Background: In the last decade cancer immunotherapy has emerged as the most promising anti-tumor approach. The most commonly used immunotherapies are vaccines and checkpoint inhibitors. An autologous cell vaccine is made with the patient's own tumor cells processed in vitro, which may elicit a cytotoxic T-lymphocytic immune response against tumor cells antigens, resulting in tumor cell death. We performed a pilot study to evaluate the clinical relevance and general outcome of an autologous vaccine as a treatment in different types of cancer.
Methods: A total of 31 patients (n=31) with advanced solid tumors and the lack of standard treatments were treated with an immunotherapy protocol consisting of 6 intradermal doses of the vaccine, given the first two doses at day 1 and 2, and the rest every two weeks. All patients signed an informed consent form. Response evaluation was assessed by PET/CT identified as metric (iRECIST) response and in some cases tumor markers where available.

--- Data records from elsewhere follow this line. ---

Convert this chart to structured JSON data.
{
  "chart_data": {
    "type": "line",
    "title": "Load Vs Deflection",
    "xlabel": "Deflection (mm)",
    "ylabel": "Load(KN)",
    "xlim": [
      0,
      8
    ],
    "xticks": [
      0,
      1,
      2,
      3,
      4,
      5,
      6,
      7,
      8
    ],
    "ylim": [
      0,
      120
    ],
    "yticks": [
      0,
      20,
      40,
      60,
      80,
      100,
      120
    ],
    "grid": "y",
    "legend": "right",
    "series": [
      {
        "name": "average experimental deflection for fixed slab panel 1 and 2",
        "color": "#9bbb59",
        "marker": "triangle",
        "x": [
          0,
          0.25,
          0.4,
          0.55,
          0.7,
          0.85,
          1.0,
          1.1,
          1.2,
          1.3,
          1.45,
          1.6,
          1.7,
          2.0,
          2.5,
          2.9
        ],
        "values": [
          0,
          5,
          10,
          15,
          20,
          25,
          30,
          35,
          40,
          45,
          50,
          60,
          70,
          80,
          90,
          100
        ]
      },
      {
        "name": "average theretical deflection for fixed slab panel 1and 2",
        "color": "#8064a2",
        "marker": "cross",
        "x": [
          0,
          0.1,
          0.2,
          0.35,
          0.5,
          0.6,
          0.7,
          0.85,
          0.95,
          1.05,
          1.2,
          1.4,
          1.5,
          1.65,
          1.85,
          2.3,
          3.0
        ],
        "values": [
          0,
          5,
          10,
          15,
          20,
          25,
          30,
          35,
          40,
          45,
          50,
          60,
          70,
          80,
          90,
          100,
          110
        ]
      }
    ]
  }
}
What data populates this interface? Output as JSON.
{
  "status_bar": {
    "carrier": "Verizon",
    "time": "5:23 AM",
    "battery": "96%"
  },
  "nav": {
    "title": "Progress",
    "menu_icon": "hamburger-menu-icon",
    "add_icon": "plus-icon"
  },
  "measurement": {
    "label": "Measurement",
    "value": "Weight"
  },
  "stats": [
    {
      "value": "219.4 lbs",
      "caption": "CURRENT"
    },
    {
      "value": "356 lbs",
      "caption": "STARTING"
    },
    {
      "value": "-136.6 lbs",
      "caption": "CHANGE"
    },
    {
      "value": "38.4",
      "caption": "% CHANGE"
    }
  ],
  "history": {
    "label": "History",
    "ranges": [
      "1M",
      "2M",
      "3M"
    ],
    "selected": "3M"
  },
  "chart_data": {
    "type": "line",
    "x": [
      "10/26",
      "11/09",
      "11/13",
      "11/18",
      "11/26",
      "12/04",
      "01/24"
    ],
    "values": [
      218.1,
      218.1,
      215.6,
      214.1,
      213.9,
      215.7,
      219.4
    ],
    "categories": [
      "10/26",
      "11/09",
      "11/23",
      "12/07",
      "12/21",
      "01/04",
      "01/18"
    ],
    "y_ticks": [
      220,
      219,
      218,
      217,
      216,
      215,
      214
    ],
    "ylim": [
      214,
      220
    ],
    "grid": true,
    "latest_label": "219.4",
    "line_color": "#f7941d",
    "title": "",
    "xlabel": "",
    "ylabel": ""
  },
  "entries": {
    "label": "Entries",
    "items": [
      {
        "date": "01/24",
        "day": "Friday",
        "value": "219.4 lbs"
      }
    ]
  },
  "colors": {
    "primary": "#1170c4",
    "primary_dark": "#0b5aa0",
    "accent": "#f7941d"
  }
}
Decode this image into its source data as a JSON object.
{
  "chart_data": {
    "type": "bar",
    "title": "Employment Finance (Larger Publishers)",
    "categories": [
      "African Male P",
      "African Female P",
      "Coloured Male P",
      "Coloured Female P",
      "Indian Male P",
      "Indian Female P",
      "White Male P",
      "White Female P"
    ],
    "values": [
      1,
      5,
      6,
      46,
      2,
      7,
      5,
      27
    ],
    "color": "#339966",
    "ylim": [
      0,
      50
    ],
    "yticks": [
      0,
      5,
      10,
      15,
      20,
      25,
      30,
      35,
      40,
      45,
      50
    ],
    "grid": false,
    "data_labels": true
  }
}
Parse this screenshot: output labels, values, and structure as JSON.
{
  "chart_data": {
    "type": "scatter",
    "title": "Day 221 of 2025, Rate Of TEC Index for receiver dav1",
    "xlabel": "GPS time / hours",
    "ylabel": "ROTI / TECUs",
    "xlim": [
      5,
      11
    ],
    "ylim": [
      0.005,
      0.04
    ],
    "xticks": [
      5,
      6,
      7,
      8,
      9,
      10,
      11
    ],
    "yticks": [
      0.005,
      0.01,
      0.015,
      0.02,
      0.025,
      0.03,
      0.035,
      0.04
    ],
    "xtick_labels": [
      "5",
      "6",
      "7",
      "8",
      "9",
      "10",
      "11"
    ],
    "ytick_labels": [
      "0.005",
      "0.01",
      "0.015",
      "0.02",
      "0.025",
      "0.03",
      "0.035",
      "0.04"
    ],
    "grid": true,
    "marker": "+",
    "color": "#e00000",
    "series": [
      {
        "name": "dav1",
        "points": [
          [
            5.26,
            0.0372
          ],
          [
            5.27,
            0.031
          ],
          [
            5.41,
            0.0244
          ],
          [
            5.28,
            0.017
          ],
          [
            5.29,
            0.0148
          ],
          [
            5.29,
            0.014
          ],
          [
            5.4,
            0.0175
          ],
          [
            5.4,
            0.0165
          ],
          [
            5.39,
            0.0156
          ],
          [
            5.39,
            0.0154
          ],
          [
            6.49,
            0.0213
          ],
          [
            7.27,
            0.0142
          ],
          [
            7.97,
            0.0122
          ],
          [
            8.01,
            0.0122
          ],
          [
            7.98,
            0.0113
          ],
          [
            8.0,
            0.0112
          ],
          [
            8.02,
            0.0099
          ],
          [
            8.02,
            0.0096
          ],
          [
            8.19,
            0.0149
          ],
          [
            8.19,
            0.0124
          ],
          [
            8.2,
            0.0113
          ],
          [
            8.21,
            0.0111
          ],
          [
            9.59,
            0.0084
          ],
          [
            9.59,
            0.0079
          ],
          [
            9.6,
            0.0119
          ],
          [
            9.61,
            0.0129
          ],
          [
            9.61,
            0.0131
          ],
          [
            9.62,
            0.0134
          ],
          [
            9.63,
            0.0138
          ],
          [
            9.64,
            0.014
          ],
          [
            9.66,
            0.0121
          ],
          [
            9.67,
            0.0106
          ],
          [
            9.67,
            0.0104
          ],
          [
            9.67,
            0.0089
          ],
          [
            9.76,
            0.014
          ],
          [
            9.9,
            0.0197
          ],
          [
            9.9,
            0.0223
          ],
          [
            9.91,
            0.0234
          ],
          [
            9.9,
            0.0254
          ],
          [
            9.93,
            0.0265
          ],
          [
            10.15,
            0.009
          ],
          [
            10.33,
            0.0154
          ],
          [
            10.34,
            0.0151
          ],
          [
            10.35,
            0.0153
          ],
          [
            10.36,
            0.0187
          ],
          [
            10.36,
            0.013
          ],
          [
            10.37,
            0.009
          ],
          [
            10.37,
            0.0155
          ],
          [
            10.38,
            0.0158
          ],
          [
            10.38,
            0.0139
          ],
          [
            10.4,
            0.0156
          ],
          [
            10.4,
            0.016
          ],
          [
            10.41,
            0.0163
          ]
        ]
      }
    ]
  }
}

Results: Out of 31 patients treated, 2 patients suffered from pancreatic cancer, 2 from sarcoma, 1 from lung cancer, 13 from breast cancer, 2 from ovarian cancer, 1 from prostate cancer, 1 from cholangiocarcinoma, 4 from colorectal cancer, 1 from non-Hodgkin lymphoma, 1 from gastric cancer, 1 from laryngeal and hypopharyngeal cancer, 1 from fallopian tube cancer, 1 from peritoneal cancer. Side effects related to the therapy were rare including light redness in the area of injection and in one case inflammation of the tumor area. 26 patients were evaluated for metric response and 5 for tumor marker response assessment. For tumor marker follow up 9.6 % had a SD of > 3 month and 6.5 % a PD. For metric follow up 12.9 % had a CR, 6.5 % a PR, 25.8 % a SD of > 3 month and 38.7 % a PD.
Conclusions: This study have confirmed an anti-tumor response in the majority of patients treated, with none to very low side effects and a good quality of life during the treatment. To obtain more detailed and significant data on the efficacy of this therapy, a further controlled clinical phase study should be performed.